BJ Tubular Services has completed a contract for Murphy Sarawak Oil Co. of Malaysia to provide pile-driving services for its jackup-deployed platform installation off the west coast of Borneo.
The project proved to be an engineering and operational challenge, the company said. The four structure support piles – measuring 36 in. x 1.25 in. – would also be used as conductors for the Production A platform in West Patricia field. Each of the four structure piles – or conductors – were to contain 3 x 13-3/8-in. casing strings, using AB- STL flush connections, depending on pipe weight. This configuration would serve as the basis of a 12-well platform. The four piles were made up using internally-externally flush Oil States Puma connections.

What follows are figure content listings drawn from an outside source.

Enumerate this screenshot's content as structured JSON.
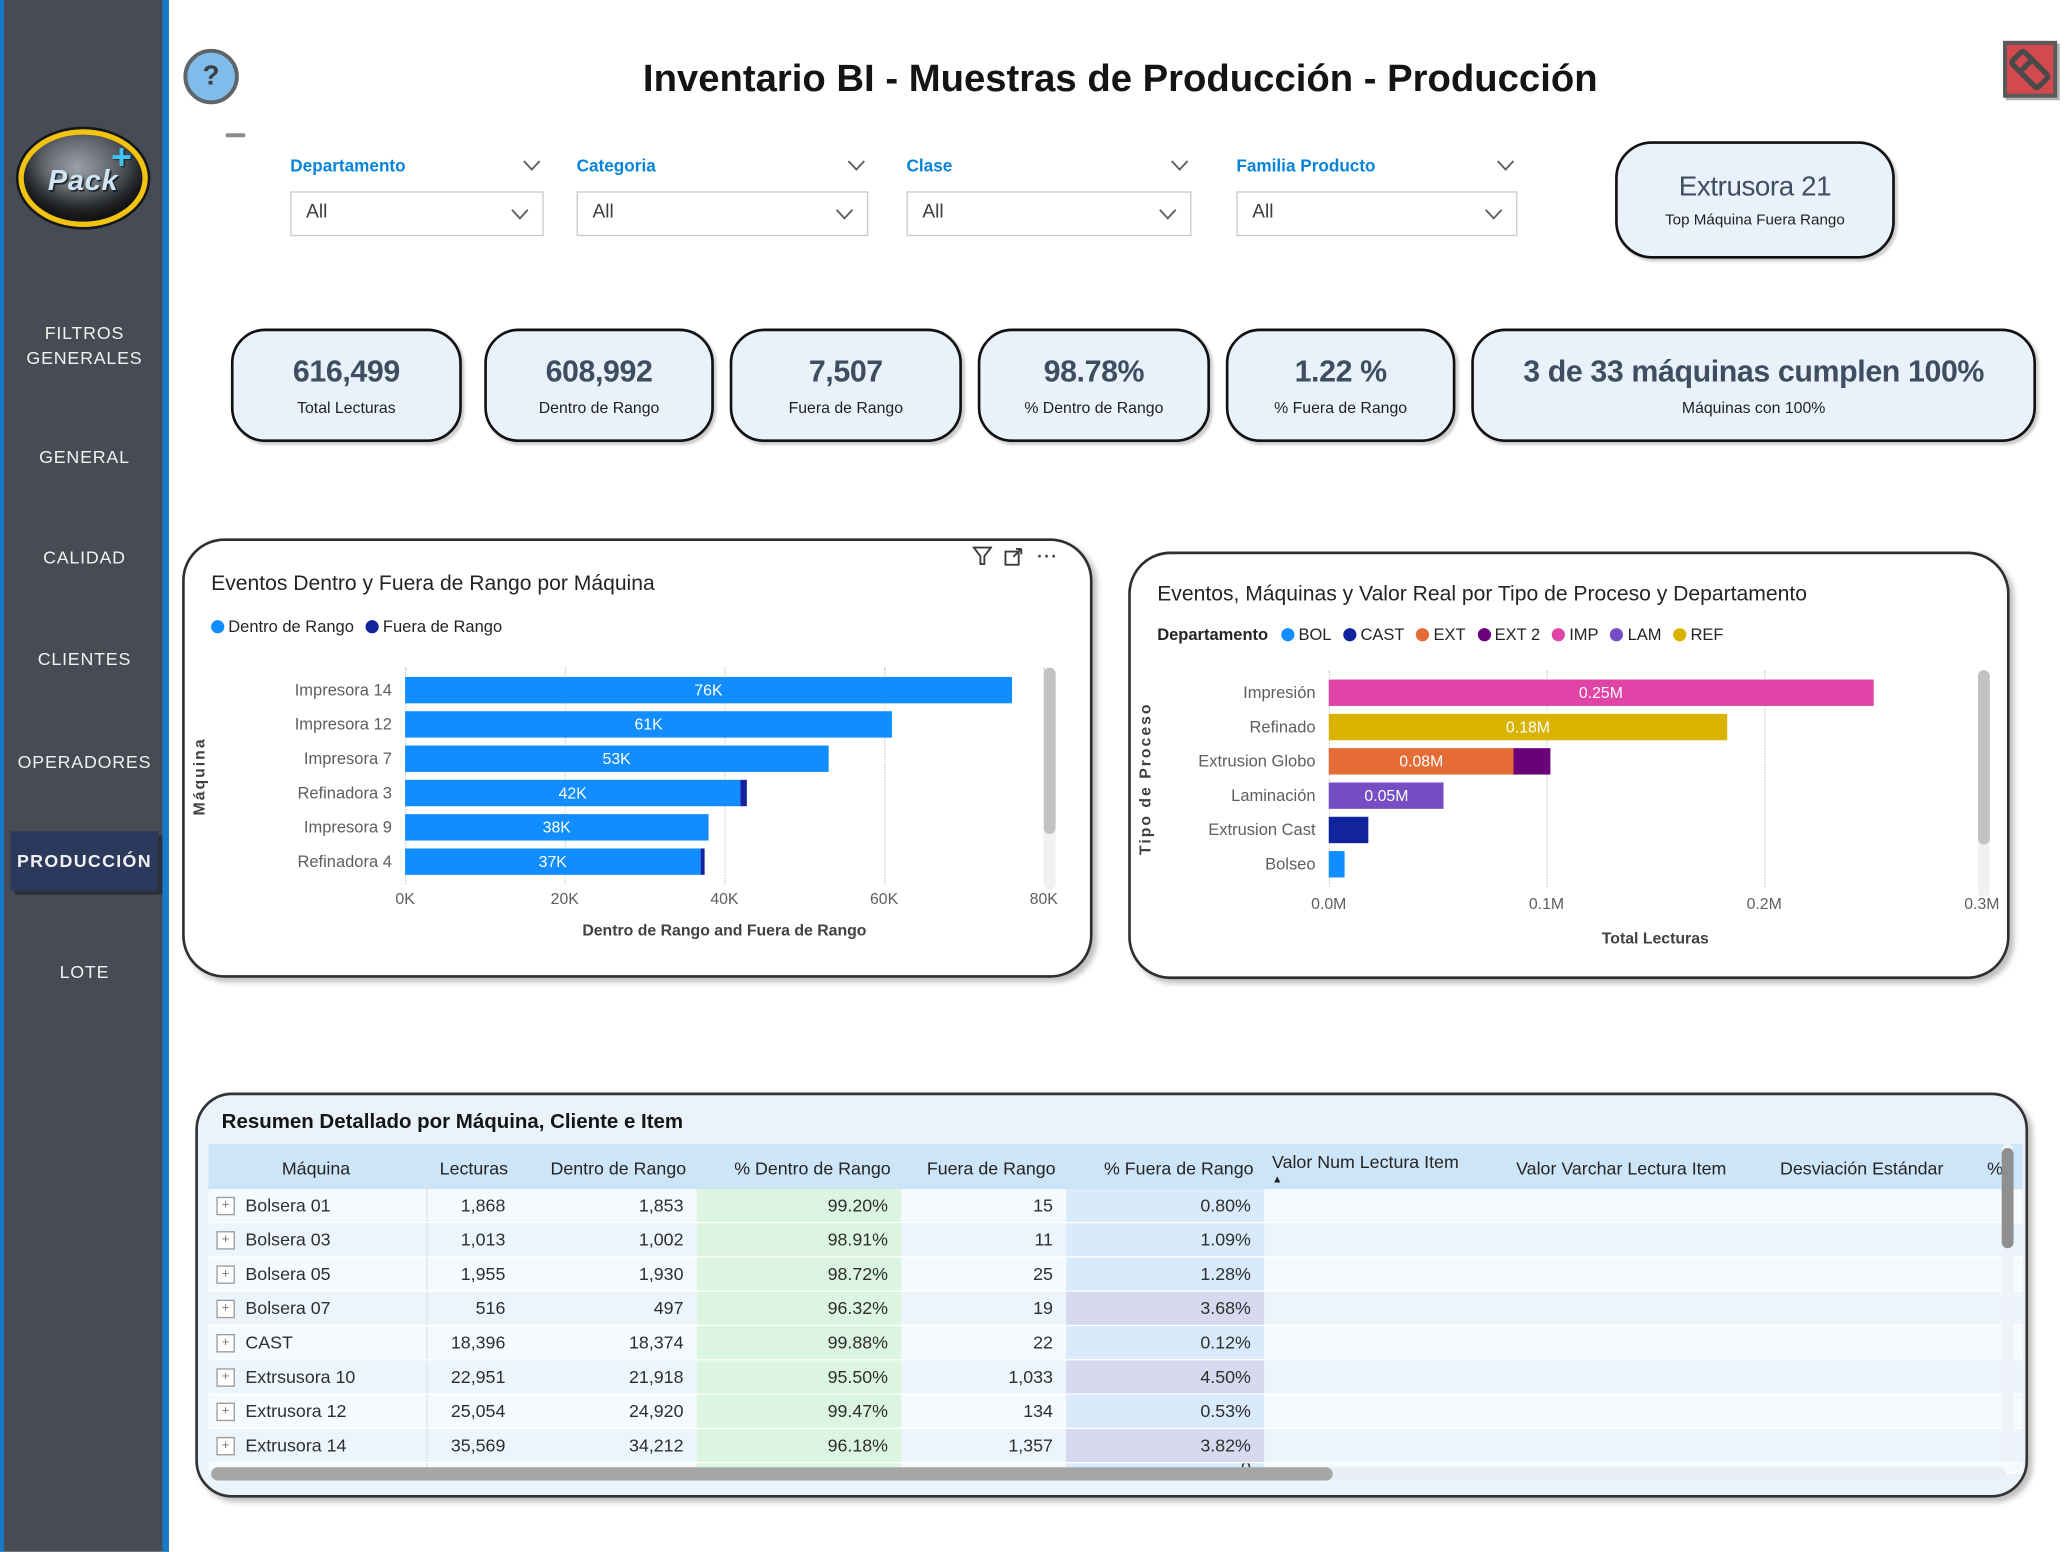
{
  "app": {
    "title": "Inventario BI - Muestras de Producción - Producción",
    "help_glyph": "?",
    "icons": {
      "help": "question-mark",
      "clear_filters": "eraser",
      "chart_toolbar": [
        "filter-funnel",
        "focus-mode",
        "more-options"
      ],
      "more_options_glyph": "···",
      "sort_ascending_glyph": "▲",
      "expander_glyph": "+"
    }
  },
  "sidebar": {
    "logo_text": "Pack",
    "logo_plus": "+",
    "items": [
      {
        "label": "FILTROS GENERALES",
        "selected": false
      },
      {
        "label": "GENERAL",
        "selected": false
      },
      {
        "label": "CALIDAD",
        "selected": false
      },
      {
        "label": "CLIENTES",
        "selected": false
      },
      {
        "label": "OPERADORES",
        "selected": false
      },
      {
        "label": "PRODUCCIÓN",
        "selected": true
      },
      {
        "label": "LOTE",
        "selected": false
      }
    ],
    "accent_color": "#1779C7",
    "background_color": "#464B54"
  },
  "filters": [
    {
      "label": "Departamento",
      "value": "All"
    },
    {
      "label": "Categoria",
      "value": "All"
    },
    {
      "label": "Clase",
      "value": "All"
    },
    {
      "label": "Familia Producto",
      "value": "All"
    }
  ],
  "top_machine": {
    "value": "Extrusora 21",
    "label": "Top Máquina Fuera Rango"
  },
  "kpis": [
    {
      "value": "616,499",
      "label": "Total Lecturas"
    },
    {
      "value": "608,992",
      "label": "Dentro de Rango"
    },
    {
      "value": "7,507",
      "label": "Fuera de Rango"
    },
    {
      "value": "98.78%",
      "label": "% Dentro de Rango"
    },
    {
      "value": "1.22 %",
      "label": "% Fuera de Rango"
    },
    {
      "value": "3 de 33 máquinas cumplen 100%",
      "label": "Máquinas con 100%"
    }
  ],
  "chart_data": [
    {
      "type": "bar",
      "orientation": "horizontal",
      "title": "Eventos Dentro y Fuera de Rango por Máquina",
      "legend": [
        {
          "name": "Dentro de Rango",
          "color": "#118DFF"
        },
        {
          "name": "Fuera de Rango",
          "color": "#12239E"
        }
      ],
      "categories": [
        "Impresora 14",
        "Impresora 12",
        "Impresora 7",
        "Refinadora 3",
        "Impresora 9",
        "Refinadora 4"
      ],
      "series": [
        {
          "name": "Dentro de Rango",
          "color": "#118DFF",
          "values": [
            76000,
            61000,
            53000,
            42000,
            38000,
            37000
          ],
          "labels": [
            "76K",
            "61K",
            "53K",
            "42K",
            "38K",
            "37K"
          ]
        },
        {
          "name": "Fuera de Rango",
          "color": "#12239E",
          "values": [
            0,
            0,
            0,
            800,
            0,
            600
          ],
          "labels": [
            "",
            "",
            "",
            "",
            "",
            ""
          ]
        }
      ],
      "xlabel": "Dentro de Rango and Fuera de Rango",
      "ylabel": "Máquina",
      "xlim": [
        0,
        80000
      ],
      "xticks": [
        {
          "label": "0K",
          "value": 0
        },
        {
          "label": "20K",
          "value": 20000
        },
        {
          "label": "40K",
          "value": 40000
        },
        {
          "label": "60K",
          "value": 60000
        },
        {
          "label": "80K",
          "value": 80000
        }
      ],
      "grid": "dotted-vertical"
    },
    {
      "type": "bar",
      "orientation": "horizontal",
      "stacked": true,
      "title": "Eventos, Máquinas y Valor Real por Tipo de Proceso y Departamento",
      "legend_title": "Departamento",
      "legend": [
        {
          "name": "BOL",
          "color": "#118DFF"
        },
        {
          "name": "CAST",
          "color": "#12239E"
        },
        {
          "name": "EXT",
          "color": "#E66C37"
        },
        {
          "name": "EXT 2",
          "color": "#6B007B"
        },
        {
          "name": "IMP",
          "color": "#E044A7"
        },
        {
          "name": "LAM",
          "color": "#744EC2"
        },
        {
          "name": "REF",
          "color": "#D9B300"
        }
      ],
      "categories": [
        "Impresión",
        "Refinado",
        "Extrusion Globo",
        "Laminación",
        "Extrusion Cast",
        "Bolseo"
      ],
      "series": [
        {
          "name": "IMP",
          "color": "#E044A7",
          "values": [
            250000,
            0,
            0,
            0,
            0,
            0
          ],
          "labels": [
            "0.25M",
            "",
            "",
            "",
            "",
            ""
          ]
        },
        {
          "name": "REF",
          "color": "#D9B300",
          "values": [
            0,
            183000,
            0,
            0,
            0,
            0
          ],
          "labels": [
            "",
            "0.18M",
            "",
            "",
            "",
            ""
          ]
        },
        {
          "name": "EXT",
          "color": "#E66C37",
          "values": [
            0,
            0,
            85000,
            0,
            0,
            0
          ],
          "labels": [
            "",
            "",
            "0.08M",
            "",
            "",
            ""
          ]
        },
        {
          "name": "EXT 2",
          "color": "#6B007B",
          "values": [
            0,
            0,
            17000,
            0,
            0,
            0
          ],
          "labels": [
            "",
            "",
            "",
            "",
            "",
            ""
          ]
        },
        {
          "name": "LAM",
          "color": "#744EC2",
          "values": [
            0,
            0,
            0,
            53000,
            0,
            0
          ],
          "labels": [
            "",
            "",
            "",
            "0.05M",
            "",
            ""
          ]
        },
        {
          "name": "CAST",
          "color": "#12239E",
          "values": [
            0,
            0,
            0,
            0,
            18000,
            0
          ],
          "labels": [
            "",
            "",
            "",
            "",
            "",
            ""
          ]
        },
        {
          "name": "BOL",
          "color": "#118DFF",
          "values": [
            0,
            0,
            0,
            0,
            0,
            7000
          ],
          "labels": [
            "",
            "",
            "",
            "",
            "",
            ""
          ]
        }
      ],
      "xlabel": "Total Lecturas",
      "ylabel": "Tipo de Proceso",
      "xlim": [
        0,
        300000
      ],
      "xticks": [
        {
          "label": "0.0M",
          "value": 0
        },
        {
          "label": "0.1M",
          "value": 100000
        },
        {
          "label": "0.2M",
          "value": 200000
        },
        {
          "label": "0.3M",
          "value": 300000
        }
      ],
      "grid": "dotted-vertical"
    }
  ],
  "table": {
    "title": "Resumen Detallado por Máquina, Cliente e Item",
    "columns": [
      {
        "label": "Máquina",
        "align": "center"
      },
      {
        "label": "Lecturas",
        "align": "right"
      },
      {
        "label": "Dentro de Rango",
        "align": "right"
      },
      {
        "label": "% Dentro de Rango",
        "align": "right"
      },
      {
        "label": "Fuera de Rango",
        "align": "right"
      },
      {
        "label": "% Fuera de Rango",
        "align": "right"
      },
      {
        "label": "Valor Num Lectura Item",
        "align": "left",
        "sort": "asc"
      },
      {
        "label": "Valor Varchar Lectura Item",
        "align": "left"
      },
      {
        "label": "Desviación Estándar",
        "align": "left"
      },
      {
        "label": "%",
        "align": "left"
      }
    ],
    "rows": [
      [
        "Bolsera 01",
        "1,868",
        "1,853",
        "99.20%",
        "15",
        "0.80%",
        "",
        "",
        "",
        ""
      ],
      [
        "Bolsera 03",
        "1,013",
        "1,002",
        "98.91%",
        "11",
        "1.09%",
        "",
        "",
        "",
        ""
      ],
      [
        "Bolsera 05",
        "1,955",
        "1,930",
        "98.72%",
        "25",
        "1.28%",
        "",
        "",
        "",
        ""
      ],
      [
        "Bolsera 07",
        "516",
        "497",
        "96.32%",
        "19",
        "3.68%",
        "",
        "",
        "",
        ""
      ],
      [
        "CAST",
        "18,396",
        "18,374",
        "99.88%",
        "22",
        "0.12%",
        "",
        "",
        "",
        ""
      ],
      [
        "Extrsusora 10",
        "22,951",
        "21,918",
        "95.50%",
        "1,033",
        "4.50%",
        "",
        "",
        "",
        ""
      ],
      [
        "Extrusora 12",
        "25,054",
        "24,920",
        "99.47%",
        "134",
        "0.53%",
        "",
        "",
        "",
        ""
      ],
      [
        "Extrusora 14",
        "35,569",
        "34,212",
        "96.18%",
        "1,357",
        "3.82%",
        "",
        "",
        "",
        ""
      ]
    ]
  }
}
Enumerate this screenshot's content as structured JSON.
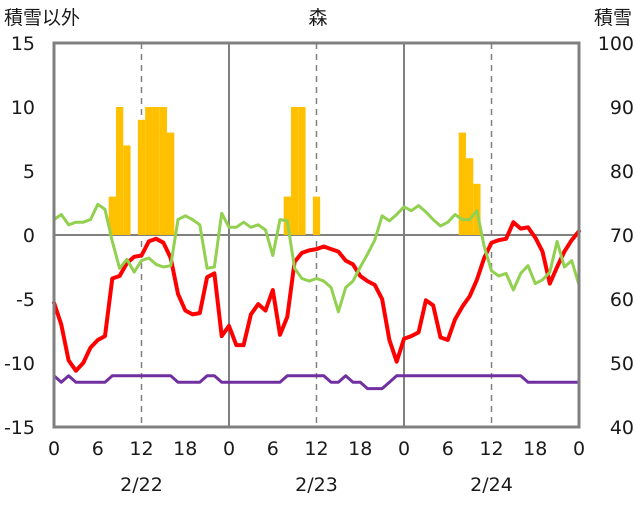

Murphy Oil Engineering determined that the required depth – or penetration – of the 36-in. piles would be from 72 to 75 m below the mudline. Using soil data and drive simulations provided, BJ proposed to use a reduced (ID) drive shoe to reduce the potential for washing out the casing during driving to reach the required pile penetration. This type of drive shoe is normally constructed from steel and remains inside the tip of the pile after it is driven into place.
However, due to the risk of connection interference and/or hang-up at the pile tip, Murphy Sarawak wanted a drillable drive shoe to avoid a permanent reduction in pile I.D. BJ proposed using an insert made of material other than steel that would perform the same function as a traditional drive shoe, but could be removed after pile driving was completed. Called the composite drillable drive shoe system, this approach would mitigate internal pile skin friction while driving and allow installation to be achieved with available equipment. BJ settled on 15-mm thick composite material sheets formed to suit the I.D. of the pipe in question, which were then bonded to the inner bore of the parent pipe.
BJ designed inserts and constructed scale models before testing them to destruction to determine the shear potential of the bonding material. Once testing was completed, BJ proposed the new system plans to Murphy Sarawak. The presentation included pile-driving simulations to demonstrate the performance of the composite material insert in conjunction with BJ's offshore hydraulic pile driving system.
Murphy Sarawak agreed to the use of the removable composite material insert, and BJ started with fabrication and subsequent installation of the inserts.
The approach involved removing the insert after pile driving had been completed during the first pass of drill bit, while the combined structure pile/conductor string was cleaned out to a point located just past the shoe. A watermelon mill was located above the bit and set to the I.D. of the pipe at 33.5 in. By doing so, the tip of the conductor/structure pipe size is returned to the size of the parent bore. Drilling forward then began for the 3 x 13-3/8 in. casing strings, and was completed on schedule.